Reputation: 6080
I am using gulp run-sequence
and one of my tasks includes a custom remote call to a webservice and I don't want gulp to move on until it's complete, however it immediately moves on because I don't have the proper return.
gulp.task('upload', function() {
fs.readFile('./dist.zip', { encoding: 'base64' }, function(err, data) {
params['ZipFile'] = data;
lambda.updateFunctionCode(params, function(err, data) {
return true;
});
});
});
// Our default task will build a production copy, then upload to Lambda
gulp.task('default', function(callback) {
return runSequence(
['clean'], ['js', 'npm', 'env'], ['zip'], ['upload'],
callback
);
});
Upvotes: 0
Views: 800
Reputation: 3794
You need to use the callback in the 'upload' task so you can signal when that task is done.

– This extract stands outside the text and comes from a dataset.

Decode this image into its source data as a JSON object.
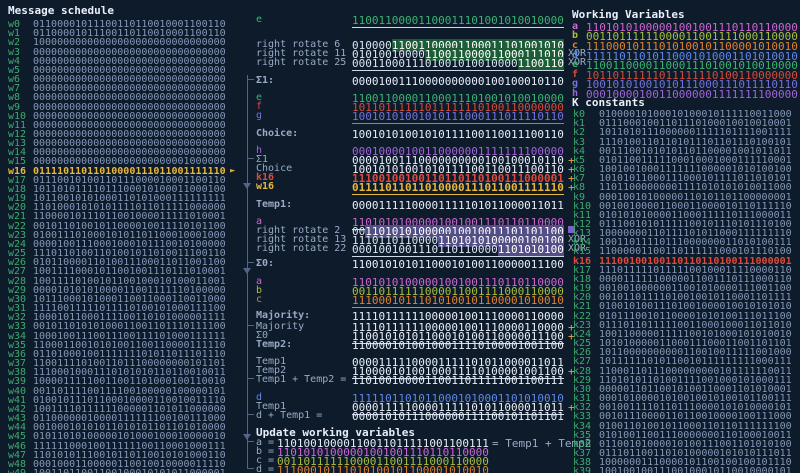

Like this:
gulp.task('upload', function(callback) {
fs.readFile('./dist.zip', { encoding: 'base64' }, function(err, data) {
params['ZipFile'] = data;
lambda.updateFunctionCode(params, function(err, data) {
callback();
});
});
});
Also do't forget to check for errors on the above fs.readFile and lambda.updateFunctionCode: if(err)...
Upvotes: 2